Summary of Abstract Submission

Abstract Submission No. IO50-10-0040PresentationPoster

PRESENT STATUS OF REEF FISH DIVERSITY IN SOME SELECTED CORAL REEFS OF SOUTH ANDAMAN, FIVE YEARS AFTER THE MASS BLEACHING IN 2010

Bitopan Malakar*1, Divya Singh1, Ravi Ranjan Kumar1, S. Venu**1

1 DOSMB, Pondicherry University, India

ABSTRACT :

Four reef habitats - Chidiyatapu, North Bay, Burmanullah and Wandoor were studied for their present condition of benthic substrates and reef fishes. The reefs of Chidiyatapu and North Bay were similar with higher percentage of massive corals (Porites spp.), Burmanullah with sponges, Wandoor with macroalgae and Hut Bay by branching corals. Live coral cover was 39.75, 45.75, 36.5 and 37 in Chidiyatapu, North Bay, Burmanullah and Wandoor respectively.
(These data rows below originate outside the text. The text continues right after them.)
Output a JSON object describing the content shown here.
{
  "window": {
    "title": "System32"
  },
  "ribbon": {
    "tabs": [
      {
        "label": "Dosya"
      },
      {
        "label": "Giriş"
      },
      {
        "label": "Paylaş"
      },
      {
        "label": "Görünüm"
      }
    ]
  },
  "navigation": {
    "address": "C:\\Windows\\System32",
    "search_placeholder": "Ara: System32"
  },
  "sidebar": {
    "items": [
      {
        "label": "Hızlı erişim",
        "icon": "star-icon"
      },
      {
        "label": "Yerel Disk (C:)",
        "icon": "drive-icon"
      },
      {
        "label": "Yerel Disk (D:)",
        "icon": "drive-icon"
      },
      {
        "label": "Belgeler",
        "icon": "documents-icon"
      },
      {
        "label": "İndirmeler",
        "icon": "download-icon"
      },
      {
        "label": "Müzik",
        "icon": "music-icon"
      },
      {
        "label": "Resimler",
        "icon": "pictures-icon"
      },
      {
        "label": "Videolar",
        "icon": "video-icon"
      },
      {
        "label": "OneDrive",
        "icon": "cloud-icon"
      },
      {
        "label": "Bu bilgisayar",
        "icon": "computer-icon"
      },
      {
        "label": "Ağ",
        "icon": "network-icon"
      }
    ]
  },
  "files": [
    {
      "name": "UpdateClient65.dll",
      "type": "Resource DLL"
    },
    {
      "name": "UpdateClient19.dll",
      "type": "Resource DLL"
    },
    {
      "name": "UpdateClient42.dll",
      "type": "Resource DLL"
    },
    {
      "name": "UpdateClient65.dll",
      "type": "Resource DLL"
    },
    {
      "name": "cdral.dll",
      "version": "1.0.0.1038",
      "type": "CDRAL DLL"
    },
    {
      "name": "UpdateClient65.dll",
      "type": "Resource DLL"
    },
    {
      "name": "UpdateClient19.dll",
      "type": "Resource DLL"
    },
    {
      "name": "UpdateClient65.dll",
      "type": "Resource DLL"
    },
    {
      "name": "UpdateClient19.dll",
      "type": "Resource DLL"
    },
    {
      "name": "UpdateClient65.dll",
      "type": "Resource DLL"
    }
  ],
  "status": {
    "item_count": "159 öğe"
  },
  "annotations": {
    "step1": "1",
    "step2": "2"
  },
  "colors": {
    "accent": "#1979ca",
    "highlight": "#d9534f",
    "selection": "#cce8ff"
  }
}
The effect of mass bleaching of 2010 was clearly visible in Burmanullah and Wandoor where sponge (19.5%) and macroalgae (28%) respectively has taken over as one of the primary benthic substrate after most corals died out four years back. But recovery was evident in all the stations. The fish belt transect study of the key families of reef fishes have shown that Chaetodontidae and Scaridae were abundant in Chidiyatapu (6% and 9.3%) and North Bay (7.5% and 11.6%) suggesting abundance of corals (as both the families are primarily corallivore). Labridae and Acanthuridae (both families are algivore) were abundant in Burmanullah (11.7% and 17%) and Wandoor (11.2% and 15.5%). This study reveals that though mass bleaching of 2010 affected all the stations uniformly yet recovery is distinctive to each station suggesting impact of localized physical and chemical conditions of coastal waters and benthic substrates. Burmanullah and Wandoor are two interesting cases where abundance of sponges and macroalgae increased during the recovery process of corals which shows the competition for space among corals, macroalgae and corals. Diversity of reef fishes also correlates to the variation in benthic substrates in each station.